President Obama’s budget assumes the economy will grow at about 3.2 percent. Given climbing unemployment, shrinking credit and a general frustration over a crumbling economy, that now seems unrealistic.
Mr. Orszag acknowledged the federal budget is “uglier than we would like,” but he blamed most of the spending on last year’s budget process and defended Mr. Obama’s decision to go forward with it without seeking more changes.
“This is like your relief pitcher coming in into the ninth inning and wanting to redo the whole game,” he said. “Next year, we will be the starting pitcher, and the game is going to be completely different.”
The $410 billion spending bill includes the kinds of lawmakers’ pet projects that Mr. Obama pledged as a candidate to eliminate. The president’s top aides say Mr. Obama would overlook for now the time-tested tradition that allows lawmakers to divert millions at a time to pet projects, called “earmarks,” in the hopes of moving on.
The measure, expected to be voted on by the Senate this week, keeps the government open for business through Sept. 30, when the federal budget year ends.
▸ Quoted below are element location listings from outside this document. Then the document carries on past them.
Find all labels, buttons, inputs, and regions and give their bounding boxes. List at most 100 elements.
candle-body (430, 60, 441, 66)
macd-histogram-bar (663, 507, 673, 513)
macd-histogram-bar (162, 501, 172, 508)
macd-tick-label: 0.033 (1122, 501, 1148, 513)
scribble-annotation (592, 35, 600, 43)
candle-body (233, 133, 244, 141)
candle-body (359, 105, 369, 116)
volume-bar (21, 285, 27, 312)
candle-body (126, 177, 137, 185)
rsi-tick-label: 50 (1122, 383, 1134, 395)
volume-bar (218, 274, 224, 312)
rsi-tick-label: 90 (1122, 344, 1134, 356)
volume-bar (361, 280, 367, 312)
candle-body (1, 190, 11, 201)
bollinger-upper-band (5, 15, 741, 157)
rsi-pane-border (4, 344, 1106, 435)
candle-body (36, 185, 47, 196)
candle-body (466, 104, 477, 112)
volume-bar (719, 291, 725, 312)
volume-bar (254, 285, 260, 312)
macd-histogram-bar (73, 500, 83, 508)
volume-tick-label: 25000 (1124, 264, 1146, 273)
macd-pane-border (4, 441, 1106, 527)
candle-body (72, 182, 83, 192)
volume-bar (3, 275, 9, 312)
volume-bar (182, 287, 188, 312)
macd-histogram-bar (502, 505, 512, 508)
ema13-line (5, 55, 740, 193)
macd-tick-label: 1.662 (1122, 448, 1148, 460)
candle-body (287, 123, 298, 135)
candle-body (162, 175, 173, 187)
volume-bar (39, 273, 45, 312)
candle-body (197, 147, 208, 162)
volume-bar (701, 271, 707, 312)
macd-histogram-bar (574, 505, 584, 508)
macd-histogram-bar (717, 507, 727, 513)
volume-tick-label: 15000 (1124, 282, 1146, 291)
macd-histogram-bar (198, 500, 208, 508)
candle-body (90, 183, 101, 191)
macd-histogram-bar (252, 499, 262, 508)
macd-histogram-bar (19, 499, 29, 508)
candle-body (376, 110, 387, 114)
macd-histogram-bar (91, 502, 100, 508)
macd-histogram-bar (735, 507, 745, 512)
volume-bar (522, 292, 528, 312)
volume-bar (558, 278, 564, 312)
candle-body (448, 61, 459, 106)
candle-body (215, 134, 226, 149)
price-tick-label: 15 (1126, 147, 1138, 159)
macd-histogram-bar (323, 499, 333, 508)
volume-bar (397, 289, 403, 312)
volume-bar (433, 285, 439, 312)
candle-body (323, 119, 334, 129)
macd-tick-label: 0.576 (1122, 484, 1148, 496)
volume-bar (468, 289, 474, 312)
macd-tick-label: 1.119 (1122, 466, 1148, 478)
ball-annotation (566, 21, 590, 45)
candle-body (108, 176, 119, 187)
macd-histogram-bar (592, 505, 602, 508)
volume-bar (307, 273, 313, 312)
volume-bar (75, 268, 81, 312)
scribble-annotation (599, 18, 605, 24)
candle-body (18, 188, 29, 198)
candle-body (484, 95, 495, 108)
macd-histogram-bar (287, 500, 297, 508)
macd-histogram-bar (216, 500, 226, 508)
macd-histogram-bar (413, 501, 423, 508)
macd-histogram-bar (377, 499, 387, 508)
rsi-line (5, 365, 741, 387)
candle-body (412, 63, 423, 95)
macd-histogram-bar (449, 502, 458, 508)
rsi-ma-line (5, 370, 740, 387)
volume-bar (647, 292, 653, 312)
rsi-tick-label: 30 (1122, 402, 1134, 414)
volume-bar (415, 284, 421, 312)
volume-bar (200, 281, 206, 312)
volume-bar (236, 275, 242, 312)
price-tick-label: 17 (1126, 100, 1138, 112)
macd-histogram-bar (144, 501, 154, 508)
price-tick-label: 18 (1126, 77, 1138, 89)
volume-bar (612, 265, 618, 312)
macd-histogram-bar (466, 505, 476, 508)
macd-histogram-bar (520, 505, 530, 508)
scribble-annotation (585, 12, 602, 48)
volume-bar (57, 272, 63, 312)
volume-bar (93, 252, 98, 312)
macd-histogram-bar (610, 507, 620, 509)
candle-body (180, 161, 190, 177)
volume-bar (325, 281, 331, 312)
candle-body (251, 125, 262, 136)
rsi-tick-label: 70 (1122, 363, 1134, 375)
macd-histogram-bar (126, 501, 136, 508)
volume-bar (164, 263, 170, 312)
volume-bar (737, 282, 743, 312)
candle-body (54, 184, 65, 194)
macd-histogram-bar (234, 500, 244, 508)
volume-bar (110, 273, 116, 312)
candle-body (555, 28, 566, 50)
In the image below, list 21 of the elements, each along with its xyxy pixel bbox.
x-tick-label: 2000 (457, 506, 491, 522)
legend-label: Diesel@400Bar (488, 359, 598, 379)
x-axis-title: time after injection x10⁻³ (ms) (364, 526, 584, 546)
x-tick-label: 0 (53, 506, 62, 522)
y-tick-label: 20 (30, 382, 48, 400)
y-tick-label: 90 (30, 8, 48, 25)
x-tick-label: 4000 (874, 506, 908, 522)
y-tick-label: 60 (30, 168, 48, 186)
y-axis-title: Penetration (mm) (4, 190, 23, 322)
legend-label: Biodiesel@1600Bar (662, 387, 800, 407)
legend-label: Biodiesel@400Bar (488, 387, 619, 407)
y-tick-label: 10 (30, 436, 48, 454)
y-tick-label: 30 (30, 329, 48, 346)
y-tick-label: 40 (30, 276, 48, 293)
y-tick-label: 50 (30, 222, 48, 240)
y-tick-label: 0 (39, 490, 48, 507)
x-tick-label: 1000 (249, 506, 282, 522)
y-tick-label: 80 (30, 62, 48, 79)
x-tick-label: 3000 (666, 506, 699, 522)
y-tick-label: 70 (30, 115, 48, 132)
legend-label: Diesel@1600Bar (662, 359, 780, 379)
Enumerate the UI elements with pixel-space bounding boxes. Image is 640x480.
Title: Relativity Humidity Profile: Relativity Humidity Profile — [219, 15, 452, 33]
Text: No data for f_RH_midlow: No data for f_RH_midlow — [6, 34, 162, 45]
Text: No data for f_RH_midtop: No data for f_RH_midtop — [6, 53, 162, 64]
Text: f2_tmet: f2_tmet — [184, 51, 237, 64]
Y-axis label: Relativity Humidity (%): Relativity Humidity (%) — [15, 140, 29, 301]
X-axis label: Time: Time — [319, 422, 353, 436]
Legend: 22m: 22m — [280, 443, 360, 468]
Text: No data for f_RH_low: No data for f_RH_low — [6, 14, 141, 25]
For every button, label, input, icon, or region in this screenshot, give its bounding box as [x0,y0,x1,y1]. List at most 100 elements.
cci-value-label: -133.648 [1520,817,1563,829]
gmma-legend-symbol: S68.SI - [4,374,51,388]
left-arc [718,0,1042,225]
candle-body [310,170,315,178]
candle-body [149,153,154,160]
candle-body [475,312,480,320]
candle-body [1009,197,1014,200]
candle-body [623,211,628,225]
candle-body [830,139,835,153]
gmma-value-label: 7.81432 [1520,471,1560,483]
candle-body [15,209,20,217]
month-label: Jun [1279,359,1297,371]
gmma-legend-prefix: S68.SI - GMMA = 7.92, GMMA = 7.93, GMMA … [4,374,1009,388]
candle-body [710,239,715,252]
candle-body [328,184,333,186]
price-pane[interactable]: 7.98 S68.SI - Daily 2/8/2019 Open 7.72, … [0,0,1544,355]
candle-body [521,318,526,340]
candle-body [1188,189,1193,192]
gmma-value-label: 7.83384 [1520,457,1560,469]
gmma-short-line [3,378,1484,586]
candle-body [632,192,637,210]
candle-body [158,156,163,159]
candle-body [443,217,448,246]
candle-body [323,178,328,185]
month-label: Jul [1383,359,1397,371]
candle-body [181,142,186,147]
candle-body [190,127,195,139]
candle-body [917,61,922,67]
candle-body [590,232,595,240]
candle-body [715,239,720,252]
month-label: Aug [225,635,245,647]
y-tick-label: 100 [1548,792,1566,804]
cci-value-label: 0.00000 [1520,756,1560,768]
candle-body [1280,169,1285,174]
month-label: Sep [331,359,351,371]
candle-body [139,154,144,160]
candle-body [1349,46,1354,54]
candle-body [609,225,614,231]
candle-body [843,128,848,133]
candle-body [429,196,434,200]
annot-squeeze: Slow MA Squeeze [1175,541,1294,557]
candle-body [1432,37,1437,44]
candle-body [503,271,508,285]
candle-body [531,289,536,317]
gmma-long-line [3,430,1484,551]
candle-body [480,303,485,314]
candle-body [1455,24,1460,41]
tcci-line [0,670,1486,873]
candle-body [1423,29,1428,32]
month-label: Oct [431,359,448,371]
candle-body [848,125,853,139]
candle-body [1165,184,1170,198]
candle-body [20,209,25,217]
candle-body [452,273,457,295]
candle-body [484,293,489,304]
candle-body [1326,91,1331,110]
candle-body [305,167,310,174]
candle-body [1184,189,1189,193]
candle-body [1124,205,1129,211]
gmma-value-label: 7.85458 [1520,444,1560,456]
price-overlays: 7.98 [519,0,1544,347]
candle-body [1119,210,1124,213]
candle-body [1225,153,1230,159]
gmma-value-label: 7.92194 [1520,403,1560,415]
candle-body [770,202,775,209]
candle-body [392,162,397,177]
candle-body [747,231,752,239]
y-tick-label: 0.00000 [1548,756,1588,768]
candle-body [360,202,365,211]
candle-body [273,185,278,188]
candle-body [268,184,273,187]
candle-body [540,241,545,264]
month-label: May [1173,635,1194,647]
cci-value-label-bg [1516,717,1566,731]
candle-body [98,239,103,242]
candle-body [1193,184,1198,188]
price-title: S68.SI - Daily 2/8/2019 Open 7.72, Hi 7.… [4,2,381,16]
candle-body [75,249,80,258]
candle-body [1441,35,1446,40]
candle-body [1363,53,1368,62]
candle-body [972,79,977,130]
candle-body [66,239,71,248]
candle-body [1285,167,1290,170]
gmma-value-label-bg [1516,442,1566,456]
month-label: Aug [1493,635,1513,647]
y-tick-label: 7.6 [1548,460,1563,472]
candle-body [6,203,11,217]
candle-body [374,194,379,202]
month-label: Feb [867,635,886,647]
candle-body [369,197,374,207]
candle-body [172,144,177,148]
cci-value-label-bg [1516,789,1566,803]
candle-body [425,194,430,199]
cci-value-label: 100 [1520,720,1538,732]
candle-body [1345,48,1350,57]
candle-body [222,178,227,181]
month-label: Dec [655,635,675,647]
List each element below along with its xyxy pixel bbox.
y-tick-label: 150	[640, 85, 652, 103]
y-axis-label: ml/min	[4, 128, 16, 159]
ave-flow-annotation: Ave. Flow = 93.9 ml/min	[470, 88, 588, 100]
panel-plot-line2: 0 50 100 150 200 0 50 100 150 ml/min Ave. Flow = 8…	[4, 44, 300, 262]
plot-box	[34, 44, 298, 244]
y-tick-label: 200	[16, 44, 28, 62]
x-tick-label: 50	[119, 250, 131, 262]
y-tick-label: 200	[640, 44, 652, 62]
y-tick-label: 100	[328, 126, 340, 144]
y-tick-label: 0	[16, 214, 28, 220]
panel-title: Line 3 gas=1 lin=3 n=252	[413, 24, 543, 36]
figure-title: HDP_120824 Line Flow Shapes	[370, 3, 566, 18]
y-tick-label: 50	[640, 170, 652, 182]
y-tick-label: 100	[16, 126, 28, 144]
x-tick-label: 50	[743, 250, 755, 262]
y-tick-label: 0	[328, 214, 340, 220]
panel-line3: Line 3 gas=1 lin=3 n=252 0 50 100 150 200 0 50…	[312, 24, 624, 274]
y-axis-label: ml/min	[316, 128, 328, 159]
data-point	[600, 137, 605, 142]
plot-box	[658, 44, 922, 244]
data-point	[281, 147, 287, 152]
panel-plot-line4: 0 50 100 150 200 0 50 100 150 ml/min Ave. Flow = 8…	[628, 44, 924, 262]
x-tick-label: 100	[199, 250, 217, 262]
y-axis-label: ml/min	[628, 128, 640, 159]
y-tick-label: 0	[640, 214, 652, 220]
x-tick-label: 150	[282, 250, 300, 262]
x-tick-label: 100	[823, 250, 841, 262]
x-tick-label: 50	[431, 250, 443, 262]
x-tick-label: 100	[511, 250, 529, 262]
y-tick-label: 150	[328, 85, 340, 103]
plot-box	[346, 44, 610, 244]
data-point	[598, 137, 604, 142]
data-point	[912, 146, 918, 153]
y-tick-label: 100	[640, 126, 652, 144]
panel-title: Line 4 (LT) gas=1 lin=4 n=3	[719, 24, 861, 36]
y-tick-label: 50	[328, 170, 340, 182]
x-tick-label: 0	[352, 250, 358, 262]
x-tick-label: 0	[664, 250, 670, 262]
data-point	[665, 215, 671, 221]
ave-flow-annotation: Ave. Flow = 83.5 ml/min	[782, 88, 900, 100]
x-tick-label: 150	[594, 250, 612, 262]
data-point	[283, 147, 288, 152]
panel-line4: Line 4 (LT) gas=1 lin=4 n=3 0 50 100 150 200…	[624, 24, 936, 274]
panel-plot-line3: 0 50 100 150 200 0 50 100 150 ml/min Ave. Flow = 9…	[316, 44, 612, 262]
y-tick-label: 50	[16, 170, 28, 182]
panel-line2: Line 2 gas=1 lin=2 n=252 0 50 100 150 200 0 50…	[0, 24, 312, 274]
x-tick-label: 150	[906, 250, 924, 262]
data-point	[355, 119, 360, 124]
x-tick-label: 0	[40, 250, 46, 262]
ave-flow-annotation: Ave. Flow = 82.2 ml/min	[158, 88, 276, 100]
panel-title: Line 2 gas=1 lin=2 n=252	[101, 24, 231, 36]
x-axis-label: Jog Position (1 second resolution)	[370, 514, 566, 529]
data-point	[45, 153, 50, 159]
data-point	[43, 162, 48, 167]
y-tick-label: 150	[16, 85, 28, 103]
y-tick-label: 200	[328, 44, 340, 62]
Taxpayers for Common Sense, a watchdog group, identified almost 8,600 earmarks totaling $7.7 billion; Democrats say that the number is $3.8 billion and that just under half of the projects come from GOP lawmakers.
Mr. Orszag also pleaded for patience as the 6-week-old administration looks for solutions: “Well, I think fundamentally, the economy is weak. Job losses began in January of 2008. The stock market started declining October 2007. This has been, you know, eight years in the making, and again, it’s going to take some time to work our way out of it.”
Republicans weren’t swayed by Mr. Orszag’s arguments, saying the Democratic spending bill doesn’t address the problems or keep Mr. Obama’s campaign pledges.
“First of all, if you make a promise, people expect that you live up to it. And that’s why this administration’s refusal to go in and change this bill, I think, is a false position,” said Rep. Eric Cantor, Virginia Republican and House minority whip.
“There is no way anyone could take what Mr. Orszag has said with any credibility,” Mr. Cantor said. “Of course they’re negotiating on this bill in the Senate right now. To say that ‘we would have drawn it differently’ but leave $430 billion-plus dollars on the table like this? No way.”
Rep. John Boehner, Ohio Republican and House minority leader, tried to remain civil in his opposition.
“Listen, I want to work with the president on behalf of the American people,” Mr. Boehner said. “That’s what they sent us to Washington to do. And while I like the president as much as the American people do — I think he’s a great guy — there are serious differences in terms of the approach that he would like to take and the approach that I think many Republicans would like to take.”